Now she was here. I thought back to when I had last seen her -- a shrimp, looking like a stick figure. A 14-year-old with heavy glasses and her nose always buried in a book. She had mentioned to me in her letters that, like me, she hadn’t dated much in high school. I took a long look at my now 18-year-old sister and was astonished.
She was drop-dead gorgeous!
I dropped my book, raced over, and gave her a huge welcoming hug. “It’s been way too long!” I said, holding her very tightly in my Navy-strengthened arms. She smiled at me and said, “I concur!”
She was dressed in a pale-grey blouse, conservative style -- she had, after all, just come from work -- and a floor-length darker grey skirt. But despite the clothes, I could see that her body had filled out very nicely. Her breasts, under the blouse, were full and firm -- I estimated 38DD. [I was almost right: they are 36DD.] Her legs were nicely muscled.
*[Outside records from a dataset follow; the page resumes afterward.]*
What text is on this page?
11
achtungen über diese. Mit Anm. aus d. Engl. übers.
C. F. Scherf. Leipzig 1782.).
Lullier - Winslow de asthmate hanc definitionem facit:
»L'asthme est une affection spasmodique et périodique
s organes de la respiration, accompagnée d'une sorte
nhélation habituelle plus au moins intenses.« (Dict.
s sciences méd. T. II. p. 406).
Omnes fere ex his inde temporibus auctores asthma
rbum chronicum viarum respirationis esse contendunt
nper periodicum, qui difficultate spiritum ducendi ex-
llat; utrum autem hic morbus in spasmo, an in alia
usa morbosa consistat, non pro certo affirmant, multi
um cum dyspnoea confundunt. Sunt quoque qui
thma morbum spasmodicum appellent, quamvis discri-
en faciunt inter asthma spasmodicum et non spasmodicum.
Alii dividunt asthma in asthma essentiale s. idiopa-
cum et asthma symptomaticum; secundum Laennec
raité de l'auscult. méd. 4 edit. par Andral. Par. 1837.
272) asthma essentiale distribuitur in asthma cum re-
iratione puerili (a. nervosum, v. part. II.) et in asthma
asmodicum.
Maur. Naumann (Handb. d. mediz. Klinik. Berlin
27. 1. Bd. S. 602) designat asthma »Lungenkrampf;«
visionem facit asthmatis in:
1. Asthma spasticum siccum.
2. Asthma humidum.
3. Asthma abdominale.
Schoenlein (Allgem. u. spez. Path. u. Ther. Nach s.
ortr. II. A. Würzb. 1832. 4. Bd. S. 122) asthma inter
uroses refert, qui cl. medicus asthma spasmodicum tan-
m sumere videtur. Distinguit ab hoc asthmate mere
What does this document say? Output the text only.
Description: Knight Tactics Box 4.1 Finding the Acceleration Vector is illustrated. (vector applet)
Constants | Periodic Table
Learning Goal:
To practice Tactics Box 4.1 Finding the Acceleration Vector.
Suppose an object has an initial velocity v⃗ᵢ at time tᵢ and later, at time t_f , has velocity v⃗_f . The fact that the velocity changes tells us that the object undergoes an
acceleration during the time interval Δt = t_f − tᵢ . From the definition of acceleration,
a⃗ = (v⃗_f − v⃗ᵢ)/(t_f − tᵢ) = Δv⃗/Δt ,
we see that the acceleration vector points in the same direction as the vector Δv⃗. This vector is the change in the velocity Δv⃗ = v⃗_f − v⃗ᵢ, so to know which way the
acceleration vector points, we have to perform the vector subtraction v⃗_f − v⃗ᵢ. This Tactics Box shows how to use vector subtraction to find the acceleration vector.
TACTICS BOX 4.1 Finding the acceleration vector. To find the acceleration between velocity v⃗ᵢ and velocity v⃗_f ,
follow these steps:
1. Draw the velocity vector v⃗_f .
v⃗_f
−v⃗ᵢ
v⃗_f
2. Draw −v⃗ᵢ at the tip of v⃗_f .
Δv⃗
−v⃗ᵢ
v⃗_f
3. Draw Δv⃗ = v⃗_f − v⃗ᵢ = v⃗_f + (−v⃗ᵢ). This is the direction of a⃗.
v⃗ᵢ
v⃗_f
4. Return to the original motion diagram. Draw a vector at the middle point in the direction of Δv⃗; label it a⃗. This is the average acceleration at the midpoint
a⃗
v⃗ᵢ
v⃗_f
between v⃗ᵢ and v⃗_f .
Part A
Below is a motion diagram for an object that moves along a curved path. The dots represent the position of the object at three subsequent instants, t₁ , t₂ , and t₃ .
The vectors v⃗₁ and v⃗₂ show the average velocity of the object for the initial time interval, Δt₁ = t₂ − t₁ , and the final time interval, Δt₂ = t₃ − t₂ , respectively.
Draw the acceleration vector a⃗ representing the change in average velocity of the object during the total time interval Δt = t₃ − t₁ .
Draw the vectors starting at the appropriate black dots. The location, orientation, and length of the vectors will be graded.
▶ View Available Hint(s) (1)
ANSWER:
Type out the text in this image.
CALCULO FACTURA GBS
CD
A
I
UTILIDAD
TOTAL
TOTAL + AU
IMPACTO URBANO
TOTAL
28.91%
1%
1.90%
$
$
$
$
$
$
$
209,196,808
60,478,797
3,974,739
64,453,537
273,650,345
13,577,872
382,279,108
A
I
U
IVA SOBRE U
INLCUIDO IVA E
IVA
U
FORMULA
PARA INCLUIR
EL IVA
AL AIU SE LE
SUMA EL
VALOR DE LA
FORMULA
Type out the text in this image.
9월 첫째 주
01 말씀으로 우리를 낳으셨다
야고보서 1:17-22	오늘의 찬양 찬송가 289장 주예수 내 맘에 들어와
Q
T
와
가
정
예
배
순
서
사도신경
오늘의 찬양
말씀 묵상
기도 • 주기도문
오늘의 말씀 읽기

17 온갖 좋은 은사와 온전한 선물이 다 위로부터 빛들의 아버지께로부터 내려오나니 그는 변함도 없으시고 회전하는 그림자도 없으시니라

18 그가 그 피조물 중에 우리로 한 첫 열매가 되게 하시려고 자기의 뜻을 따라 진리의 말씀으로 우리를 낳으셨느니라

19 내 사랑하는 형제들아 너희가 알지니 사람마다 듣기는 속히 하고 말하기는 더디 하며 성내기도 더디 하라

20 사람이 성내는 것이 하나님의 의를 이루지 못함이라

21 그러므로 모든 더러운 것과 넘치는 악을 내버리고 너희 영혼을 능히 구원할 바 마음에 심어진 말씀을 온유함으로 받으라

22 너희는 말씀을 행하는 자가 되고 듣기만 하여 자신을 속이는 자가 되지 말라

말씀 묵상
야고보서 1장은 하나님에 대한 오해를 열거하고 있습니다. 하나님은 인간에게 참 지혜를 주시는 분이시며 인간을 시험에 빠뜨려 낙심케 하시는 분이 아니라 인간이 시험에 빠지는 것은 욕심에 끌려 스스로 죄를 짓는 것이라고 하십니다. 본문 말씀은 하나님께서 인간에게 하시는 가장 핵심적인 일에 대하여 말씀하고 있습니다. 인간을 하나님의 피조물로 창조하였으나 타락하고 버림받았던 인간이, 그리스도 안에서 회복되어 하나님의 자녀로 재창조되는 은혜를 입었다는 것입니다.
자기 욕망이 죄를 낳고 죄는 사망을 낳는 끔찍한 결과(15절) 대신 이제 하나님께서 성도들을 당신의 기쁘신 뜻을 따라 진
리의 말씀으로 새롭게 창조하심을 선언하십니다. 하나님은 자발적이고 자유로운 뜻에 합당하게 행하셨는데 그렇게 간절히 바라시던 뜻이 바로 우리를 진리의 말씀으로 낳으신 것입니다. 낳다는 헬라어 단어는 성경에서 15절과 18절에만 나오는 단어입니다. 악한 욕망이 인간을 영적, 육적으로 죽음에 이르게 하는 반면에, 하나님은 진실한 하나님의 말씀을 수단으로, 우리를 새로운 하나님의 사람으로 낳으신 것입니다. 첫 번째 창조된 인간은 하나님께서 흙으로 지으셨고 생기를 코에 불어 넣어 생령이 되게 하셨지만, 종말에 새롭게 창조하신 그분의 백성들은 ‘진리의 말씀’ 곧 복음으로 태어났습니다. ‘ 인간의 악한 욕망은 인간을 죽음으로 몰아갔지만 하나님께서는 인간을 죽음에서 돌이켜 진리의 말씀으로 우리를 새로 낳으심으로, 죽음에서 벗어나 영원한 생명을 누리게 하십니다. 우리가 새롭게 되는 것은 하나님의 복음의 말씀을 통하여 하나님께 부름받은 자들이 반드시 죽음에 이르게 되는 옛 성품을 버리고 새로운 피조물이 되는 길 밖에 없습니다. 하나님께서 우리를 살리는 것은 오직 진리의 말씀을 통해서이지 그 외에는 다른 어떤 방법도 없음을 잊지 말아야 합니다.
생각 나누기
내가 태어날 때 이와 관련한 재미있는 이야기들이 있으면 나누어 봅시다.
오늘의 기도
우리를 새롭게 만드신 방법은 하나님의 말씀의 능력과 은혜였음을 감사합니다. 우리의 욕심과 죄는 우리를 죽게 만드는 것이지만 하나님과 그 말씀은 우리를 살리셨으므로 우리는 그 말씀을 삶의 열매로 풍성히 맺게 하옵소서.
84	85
She had all the right curves in all the right places, and I found myself thinking that if she didn’t date much, it was up to her -- all the high school boys her senior year must have lusted after her in a major way!
We broke out of the embrace, not speaking, just looking at each other. I was dressed in a Navy-issue white T-shirt and blue Navy sweatpants, as I had seen no need to dress up given I was just relaxing at home. I could feel her eyes wandering over my body -- I had gained 30 pounds of pure muscle due to the military physical training I had undergone over 4 years. And the thin T-shirt did little to conceal my finely toned upper body.
We sat down on the couch. Suddenly, Monique burst out crying. I took her in my arms and put her head on my shoulder. “What’s wrong, baby sister?” I asked. “I’m your rock, remember? Tell me what’s been happening. Is it Dad’s death?”